From helping homeless people get back on their feet financially to teaching parents how to better read to their children, Whittier College students are adept at finding creative ways to give back to the community.
This year about 90 college students from diverse majors partnered with 36 non-profit organizations as part of the College and Community Program coordinated by the Whittier Scholars Program and funded by grants from the McCabe Foundation and the California Campus Compact.
"The program ties the college and community more firmly together and gives the students an opportunity to apply in real world context what they learn in class," said Joyce Kaufman program director.
The annual College and Community Program celebration was held on May 3 to recognize the hundreds of hours of service provided by Whittier College students. Visitors had the opportunity to learn more about these projects via a student panel and poster presentations. Students and faculty were on hand to give greater detail about individual projects that included student-led initiatives, class projects, and work within established volunteer organizations.
"The goal of the day is to recognize and celebrate the partnership between Whittier College and the community by highlighting the work that our students have been doing in Whittier and surrounding cities," said Kaufman.
One example is a program led by Students in Free Enterprise (SIFE), a student club within the business department. The group worked with First Day Homeless Coalition which provides short-term emergency transitional housing and on-site support services to 45 individuals in the City of Whittier. SIFE put together a presentation to education homeless people on approaches they can take to establish their financial footing, with a special emphasis on ex-felons who have trouble finding jobs. SIFE members also organized a food drive.
"We were able to replenish their food stock and give them a month's worth of food," said Nadia Medina '08, SIFE member.

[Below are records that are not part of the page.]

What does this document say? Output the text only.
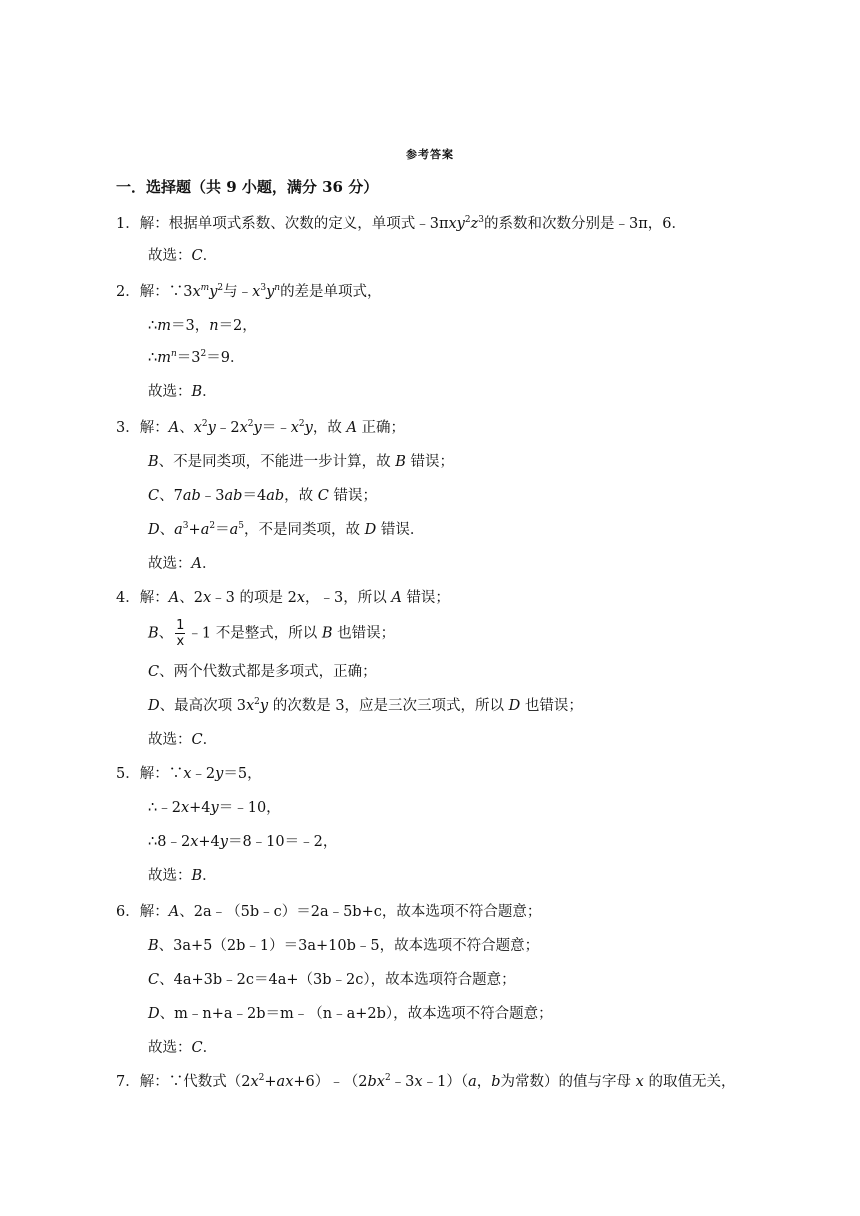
参考答案
一．选择题（共 9 小题，满分 36 分）
1．解：根据单项式系数、次数的定义，单项式$﹣3\pi xy^2z^3$的系数和次数分别是﹣3π，6．
故选：C．
2．解：$\because 3x^my^2$与$﹣x^3y^n$的差是单项式，
∴m＝3，n＝2，
$\therefore m^n=3^2=9$．
故选：B．
3．解：A、$x^2y﹣2x^2y=﹣x^2y$，故 A 正确；
B、不是同类项，不能进一步计算，故 B 错误；
C、7ab﹣3ab＝4ab，故 C 错误；
D、$a^3+a^2=a^5$，不是同类项，故 D 错误．
故选：A．
4．解：A、2x﹣3 的项是 2x，﹣3，所以 A 错误；
B、 $\frac{1}{x}$ ﹣1 不是整式，所以 B 也错误；
C、两个代数式都是多项式，正确；
D、最高次项 $3x^2y$ 的次数是 3，应是三次三项式，所以 D 也错误；
故选：C．
5．解：∵x﹣2y＝5，
∴﹣2x+4y＝﹣10，
∴8﹣2x+4y＝8﹣10＝﹣2，
故选：B．
6．解：A、2a﹣（5b﹣c）＝2a﹣5b+c，故本选项不符合题意；
B、3a+5（2b﹣1）＝3a+10b﹣5，故本选项不符合题意；
C、4a+3b﹣2c＝4a+（3b﹣2c），故本选项符合题意；
D、m﹣n+a﹣2b＝m﹣（n﹣a+2b），故本选项不符合题意；
故选：C．
7．解：∵代数式$(2x^2+ax+6)﹣(2bx^2﹣3x﹣1)(a$，b为常数）的值与字母 x 的取值无关，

Medina was part of a student panel that included Karen Eisenhut '08, Leslie King '09, and Megan Wingo '08. The group spoke on community based learning and answered questions from the audience.
"Initially, all I knew was that I was going to be a 'wizard's assistant' and play video games," said Eisenhut, a volunteer with Fifth Dimension, a computer-based after school program in Whittier. "But playing computer games is only the beginning of what we do."
The Fifth Dimension program works to improve children's cognitive and social development skills through computer games and other programs. Children also work one-on-one with college students forming mentor- [Adjunct Professor Angle Rodriguez and social work students.] mentee relationships. "The personal connections with the children are so meaningful when you can see the difference it makes," she added.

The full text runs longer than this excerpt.